Wine can be about beauty.
Think about the first Cain wine you tasted or heard about. For many, it was the Cain Five, which we have been making since 1985. For others, it was the Cain Concept, which can be found in many restaurants. For still others, their first encounter with Cain was a taste of our Cain Cuvée. We know this, because people tell us.
Imagine this scenario: the phone rings in the winery at 7:00 p.m. or even 8:00 p.m.—sometimes I answer. At the other end of the line is someone calling from Cleveland (where it is now almost 11:00 p.m.), or from the Ahwahnee Hotel in Yosemite, just to tell us that they are having a glass of Cain Cuvée with their dinner and that it is amazing. They never imagined that a wine could be so ______ (smooth, complex, long finish)—fill in the blank. These are true stories.
Many of us have had a wine epiphany moment, that instant when our senses were fully awakened by a wine. We are taken almost by surprise—it was unexpected, yet in that moment, as if enclosed in some kind of magical bubble, we are conscious of the wine, its bouquet, its taste, and our sensations—and almost nothing else.

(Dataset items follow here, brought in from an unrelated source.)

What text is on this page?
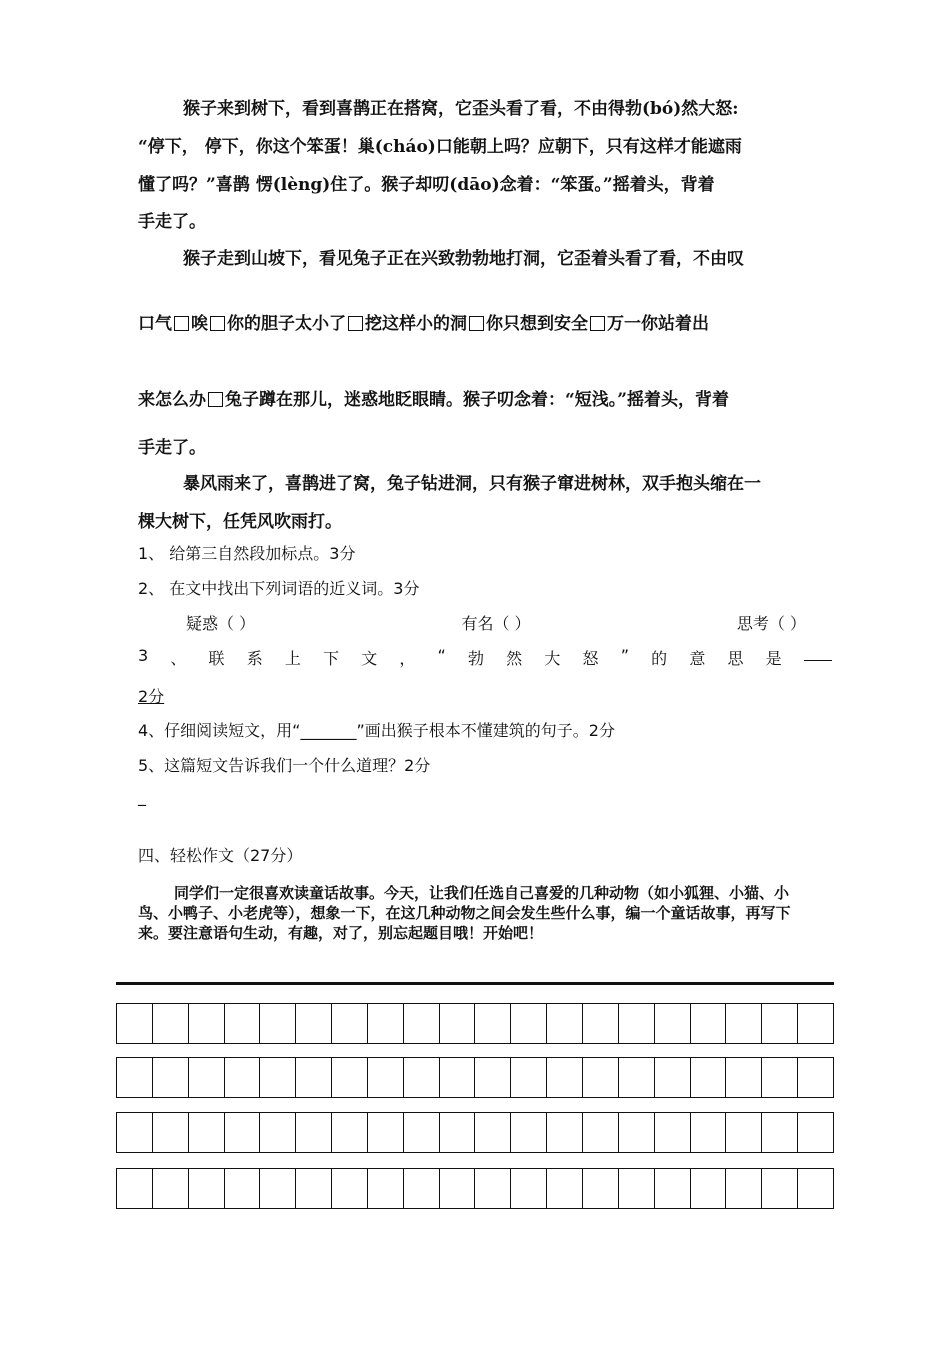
猴子来到树下，看到喜鹊正在搭窝，它歪头看了看，不由得勃(bó)然大怒:
“停下， 停下，你这个笨蛋！巢(cháo)口能朝上吗？应朝下，只有这样才能遮雨
懂了吗？”喜鹊 愣(lèng)住了。猴子却叨(dāo)念着：“笨蛋。”摇着头，背着
手走了。
猴子走到山坡下，看见兔子正在兴致勃勃地打洞，它歪着头看了看，不由叹
口气 唉 你的胆子太小了 挖这样小的洞 你只想到安全 万一你站着出
来怎么办 兔子蹲在那儿，迷惑地眨眼睛。猴子叨念着：“短浅。”摇着头，背着
手走了。
暴风雨来了，喜鹊进了窝，兔子钻进洞，只有猴子窜进树林，双手抱头缩在一
棵大树下，任凭风吹雨打。
1、 给第三自然段加标点。3分
2、 在文中找出下列词语的近义词。3分
疑惑（ ）	有名（ ）	思考（ ）
3 、 联 系 上 下 文 ， “ 勃 然 大 怒 ” 的 意 思 是
2分
4、仔细阅读短文，用“_______”画出猴子根本不懂建筑的句子。2分
5、这篇短文告诉我们一个什么道理？2分
_
四、轻松作文（27分）
同学们一定很喜欢读童话故事。今天，让我们任选自己喜爱的几种动物（如小狐狸、小猫、小鸟、小鸭子、小老虎等），想象一下，在这几种动物之间会发生些什么事，编一个童话故事，再写下来。要注意语句生动，有趣，对了，别忘起题目哦！开始吧！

My wine epiphany came more than thirty years ago. It was a well-aged bottle of red Burgundy, a 1964 Clos des Lambrays from Morey St. Denis. I can still recall the perfume of leather, a mink coat, tobacco, subtle spices, dried red fruits, and that long, delicious silk-satin finish. And so, eventually, I found my way to France to learn about winegrowing. Who could know where that path would lead?

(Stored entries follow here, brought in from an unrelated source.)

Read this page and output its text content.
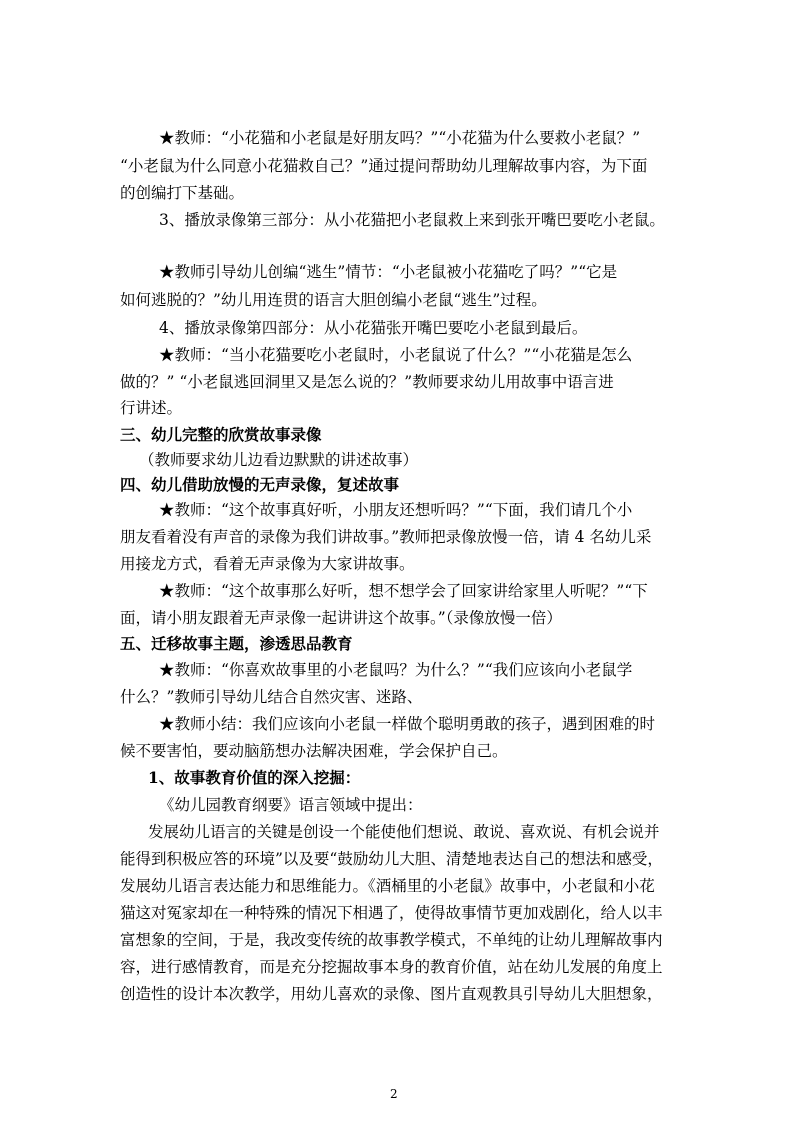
★教师：“小花猫和小老鼠是好朋友吗？”“小花猫为什么要救小老鼠？”
“小老鼠为什么同意小花猫救自己？”通过提问帮助幼儿理解故事内容，为下面
的创编打下基础。
3、播放录像第三部分：从小花猫把小老鼠救上来到张开嘴巴要吃小老鼠。
★教师引导幼儿创编“逃生”情节：“小老鼠被小花猫吃了吗？”“它是
如何逃脱的？”幼儿用连贯的语言大胆创编小老鼠“逃生”过程。
4、播放录像第四部分：从小花猫张开嘴巴要吃小老鼠到最后。
★教师：“当小花猫要吃小老鼠时，小老鼠说了什么？”“小花猫是怎么
做的？” “小老鼠逃回洞里又是怎么说的？”教师要求幼儿用故事中语言进
行讲述。
三、幼儿完整的欣赏故事录像
（教师要求幼儿边看边默默的讲述故事）
四、幼儿借助放慢的无声录像，复述故事
★教师：“这个故事真好听，小朋友还想听吗？”“下面，我们请几个小
朋友看着没有声音的录像为我们讲故事。”教师把录像放慢一倍，请 4 名幼儿采
用接龙方式，看着无声录像为大家讲故事。
★教师：“这个故事那么好听，想不想学会了回家讲给家里人听呢？”“下
面，请小朋友跟着无声录像一起讲讲这个故事。”（录像放慢一倍）
五、迁移故事主题，渗透思品教育
★教师：“你喜欢故事里的小老鼠吗？为什么？”“我们应该向小老鼠学
什么？”教师引导幼儿结合自然灾害、迷路、
★教师小结：我们应该向小老鼠一样做个聪明勇敢的孩子，遇到困难的时
候不要害怕，要动脑筋想办法解决困难，学会保护自己。
1、故事教育价值的深入挖掘：
《幼儿园教育纲要》语言领域中提出：
发展幼儿语言的关键是创设一个能使他们想说、敢说、喜欢说、有机会说并
能得到积极应答的环境”以及要“鼓励幼儿大胆、清楚地表达自己的想法和感受，
发展幼儿语言表达能力和思维能力。《酒桶里的小老鼠》故事中，小老鼠和小花
猫这对冤家却在一种特殊的情况下相遇了，使得故事情节更加戏剧化，给人以丰
富想象的空间，于是，我改变传统的故事教学模式，不单纯的让幼儿理解故事内
容，进行感情教育，而是充分挖掘故事本身的教育价值，站在幼儿发展的角度上
创造性的设计本次教学，用幼儿喜欢的录像、图片直观教具引导幼儿大胆想象，
2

Closing the loop, it has been more than gratifying to learn that for some, their wine epiphany came with a bottle of wine from Cain. Sometimes it was a Cain Five from the very first vintages: 1985, 1986, or 1987. More recently, it has been a wine that I made (with the help of my team), maybe a Cain Five from the 1990s, or even a Cain Concept from the early 2000s.
To the Cain Five lovers among you, it might come as a surprise, but for some people, their wine epiphany came with a bottle of our Cain Cuvée.